Proton beam therapy is another potential treatment for adults and children with various types of tumors. This approach is particularly valuable for brain and spine tumors because it eliminates some of the unnecessary dose exposure to uninvolved tissues. .
“The beauty of proton beam therapy is the Bragg peak effect—98 percent of the dose is delivered to a specific point,” says Andrew Sloan, MD, Peter D. Cristal Chair in Neurological Oncology, Director, Brain Tumor adn Neuro-Oncology Center, Vice-Chairman, Department of Neurological Surgery, UH Cleveland Medical Center. “There’s virtually no entry or exit dose.”

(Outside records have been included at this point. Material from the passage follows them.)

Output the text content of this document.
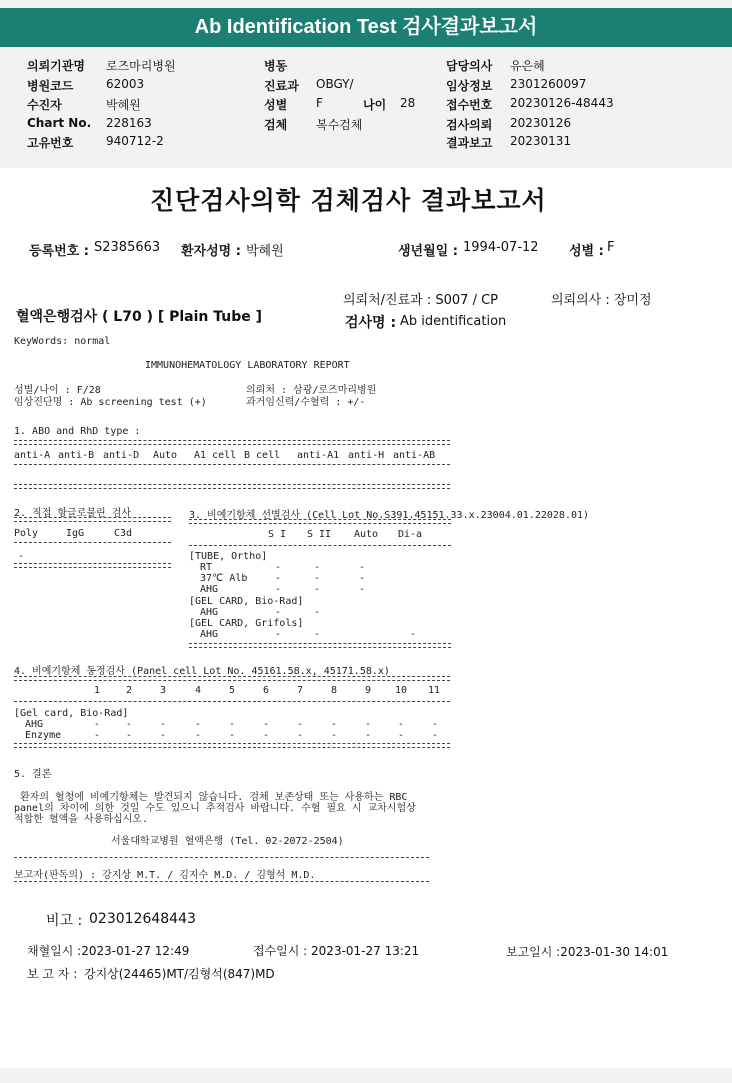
Ab Identification Test 검사결과보고서
의뢰기관명 로즈마리병원
병원코드	62003
수진자	박혜원
Chart No. 228163
고유번호	940712-2
병동
진료과 OBGY/
성별 F	나이 28
검체 복수검체
담당의사 유은혜
임상정보 2301260097
접수번호 20230126-48443
검사의뢰 20230126
결과보고 20230131
진단검사의학 검체검사 결과보고서
등록번호 : S2385663 환자성명 : 박혜원	생년월일 : 1994-07-12 성별 : F
의뢰처/진료과 : S007 / CP	의뢰의사 : 장미정
혈액은행검사 ( L70 ) [ Plain Tube ]	검사명 : Ab identification
KeyWords: normal
IMMUNOHEMATOLOGY LABORATORY REPORT
성별/나이 : F/28
임상진단명 : Ab screening test (+)
의뢰처 : 삼광/로즈마리병원
과거임신력/수혈력 : +/-
1. ABO and RhD type :
anti-A anti-B anti-D Auto A1 cell B cell anti-A1 anti-H anti-AB
2. 직접 항글로불린 검사
Poly	IgG	C3d
-
3. 비예기항체 선별검사 (Cell Lot No.S391.45151.33.x.23004.01.22028.01)
S I S II Auto Di-a
[TUBE, Ortho]
RT	-	-	-
37℃ Alb	-	-	-
AHG	-	-	-
[GEL CARD, Bio-Rad]
AHG	-	-
[GEL CARD, Grifols]
AHG	-	-	-
4. 비예기항체 동정검사 (Panel cell Lot No. 45161.58.x, 45171.58.x)
1	2	3	4	5	6	7	8	9 10 11
[Gel card, Bio-Rad]
AHG	-	-	-	-	-	-	-	-	-	-	-
Enzyme	-	-	-	-	-	-	-	-	-	-	-
5. 결론
환자의 혈청에 비예기항체는 발견되지 않습니다. 검체 보존상태 또는 사용하는 RBC
panel의 차이에 의한 것일 수도 있으니 추적검사 바랍니다. 수혈 필요 시 교차시험상
적합한 혈액을 사용하십시오.
서울대학교병원 혈액은행 (Tel. 02-2072-2504)
보고자(판독의) : 강지상 M.T. / 김지수 M.D. / 김형석 M.D.
비고 : 023012648443
채혈일시 :2023-01-27 12:49	접수일시 : 2023-01-27 13:21	보고일시 :2023-01-30 14:01
보 고 자 : 강지상(24465)MT/김형석(847)MD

Tumors surrounded by sensitive normal tissue, such as in the brain, the lung, and the chest are potential candidates for proton beam therapy, so there is a decrease in radiation exposure where it is not needed.
Both proton therapy and traditional radiation treat tumors in the same way: by killing cancer cells or inhibiting their growth. The most significant difference between the two is that proton beams travel to a specific depth and then stop, rather than continuing through the body. This provides a proportionately higher dose in the tumor, and relatively less in surrounding normal tissues.

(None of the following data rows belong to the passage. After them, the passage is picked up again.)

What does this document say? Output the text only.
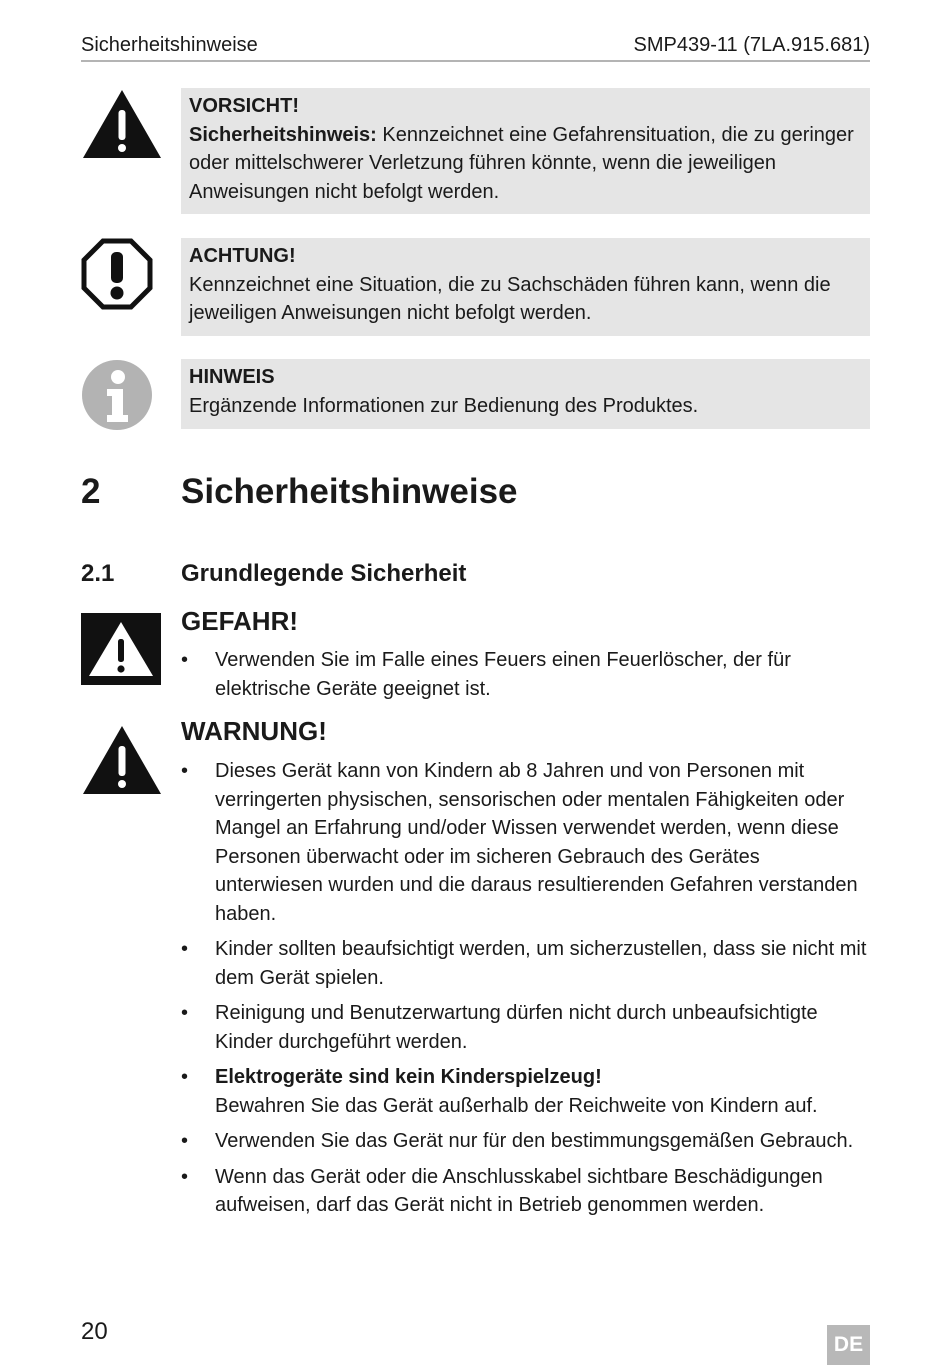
Sicherheitshinweise	SMP439-11 (7LA.915.681)
VORSICHT!
Sicherheitshinweis: Kennzeichnet eine Gefahrensituation, die zu geringer oder mittelschwerer Verletzung führen könnte, wenn die jeweiligen Anweisungen nicht befolgt werden.
ACHTUNG!
Kennzeichnet eine Situation, die zu Sachschäden führen kann, wenn die jeweiligen Anweisungen nicht befolgt werden.
HINWEIS
Ergänzende Informationen zur Bedienung des Produktes.
2 Sicherheitshinweise
2.1	Grundlegende Sicherheit
GEFAHR!
• Verwenden Sie im Falle eines Feuers einen Feuerlöscher, der für elektrische Geräte geeignet ist.
WARNUNG!
• Dieses Gerät kann von Kindern ab 8 Jahren und von Personen mit verringerten physischen, sensorischen oder mentalen Fähigkeiten oder Mangel an Erfahrung und/oder Wissen verwendet werden, wenn diese Personen überwacht oder im sicheren Gebrauch des Gerätes unterwiesen wurden und die daraus resultierenden Gefahren verstanden haben.
• Kinder sollten beaufsichtigt werden, um sicherzustellen, dass sie nicht mit dem Gerät spielen.
• Reinigung und Benutzerwartung dürfen nicht durch unbeaufsichtigte Kinder durchgeführt werden.
• Elektrogeräte sind kein Kinderspielzeug!
Bewahren Sie das Gerät außerhalb der Reichweite von Kindern auf.
• Verwenden Sie das Gerät nur für den bestimmungsgemäßen Gebrauch.
• Wenn das Gerät oder die Anschlusskabel sichtbare Beschädigungen aufweisen, darf das Gerät nicht in Betrieb genommen werden.
20	DE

Conventional radiation therapy uses X-ray, or photon, beams. Photon beams enter the body, depositing significant energy in healthy tissue before and after they pass through the tumor. The photons’ lack of charge and mass means most of their energy is deposited in normal tissues near the body's surface, as well as areas of the body beyond the site of the cancer.

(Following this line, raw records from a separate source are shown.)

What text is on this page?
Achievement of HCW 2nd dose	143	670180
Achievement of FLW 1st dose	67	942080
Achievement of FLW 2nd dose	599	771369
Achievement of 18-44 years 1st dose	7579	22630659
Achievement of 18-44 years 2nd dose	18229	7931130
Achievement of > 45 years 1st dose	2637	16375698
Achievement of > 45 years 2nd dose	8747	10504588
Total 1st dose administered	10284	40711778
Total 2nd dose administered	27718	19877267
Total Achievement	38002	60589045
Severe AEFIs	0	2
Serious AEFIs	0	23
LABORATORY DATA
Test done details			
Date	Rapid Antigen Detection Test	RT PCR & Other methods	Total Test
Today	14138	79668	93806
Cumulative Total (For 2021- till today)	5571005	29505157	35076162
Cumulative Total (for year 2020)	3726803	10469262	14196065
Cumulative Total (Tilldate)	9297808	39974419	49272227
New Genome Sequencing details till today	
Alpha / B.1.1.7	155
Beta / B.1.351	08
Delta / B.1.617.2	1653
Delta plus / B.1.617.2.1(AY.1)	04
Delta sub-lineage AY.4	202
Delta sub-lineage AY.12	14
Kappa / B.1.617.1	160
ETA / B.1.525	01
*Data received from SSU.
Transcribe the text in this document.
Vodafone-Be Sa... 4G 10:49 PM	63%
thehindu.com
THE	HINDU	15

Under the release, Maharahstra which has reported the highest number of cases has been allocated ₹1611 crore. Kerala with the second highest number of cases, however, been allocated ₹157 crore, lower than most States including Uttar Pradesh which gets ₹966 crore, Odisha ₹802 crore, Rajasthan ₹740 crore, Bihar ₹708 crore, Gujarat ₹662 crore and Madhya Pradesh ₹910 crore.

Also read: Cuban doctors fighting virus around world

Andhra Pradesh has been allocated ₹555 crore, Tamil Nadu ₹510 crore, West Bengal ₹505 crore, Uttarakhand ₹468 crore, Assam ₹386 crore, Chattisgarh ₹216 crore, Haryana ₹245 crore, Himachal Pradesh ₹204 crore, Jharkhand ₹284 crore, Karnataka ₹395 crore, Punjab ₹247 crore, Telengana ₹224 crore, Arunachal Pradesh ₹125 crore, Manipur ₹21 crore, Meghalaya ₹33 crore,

Similar to conventional high energy X-rays, proton therapy is an external beam radiation therapy technique. The difference is that protons are larger and heavier charged particles that deposit radiation dose in a more targeted manner. By changing the energy of the proton beam, radiation oncologists can tailor the proton dose to the specific depth and shape of the tumor, while greatly reducing the dose to surrounding healthy tissue.
In addition to brain and spine tumors, proton therapy may be an effective option for:
- Gastrointestinal cancer
- head and neck cancer
- Lung cancer
- Many types of pediatric cancers
- Prostate cancers
- Patients who have already had conventional radiation treatment
Having proton beam therapy available at University Hospitals gives surgeons another tool in their arsenal to treat tumors, Dr. Sloan said. The short-term side effects of proton beam therapy are similar to traditional X-ray treatment. However, the long-term edge that proton beam therapy offers includes potentially decreasing the risk for malignancies that are radiation-induced.
Proton beam therapy was only available at three centers in the U.S. in the mid 2000s, and even today, only a couple dozen centers offer it. The availability of proton beam therapy at the UH Seidman Cancer Center offers this unique treatment option not only to Cleveland residents but also geographical areas such as Pittsburgh; Rochester, NY; and Detroit. University Hospitals Cleveland Medical Center is the first hospital to bring this technologically advanced therapy to Ohio.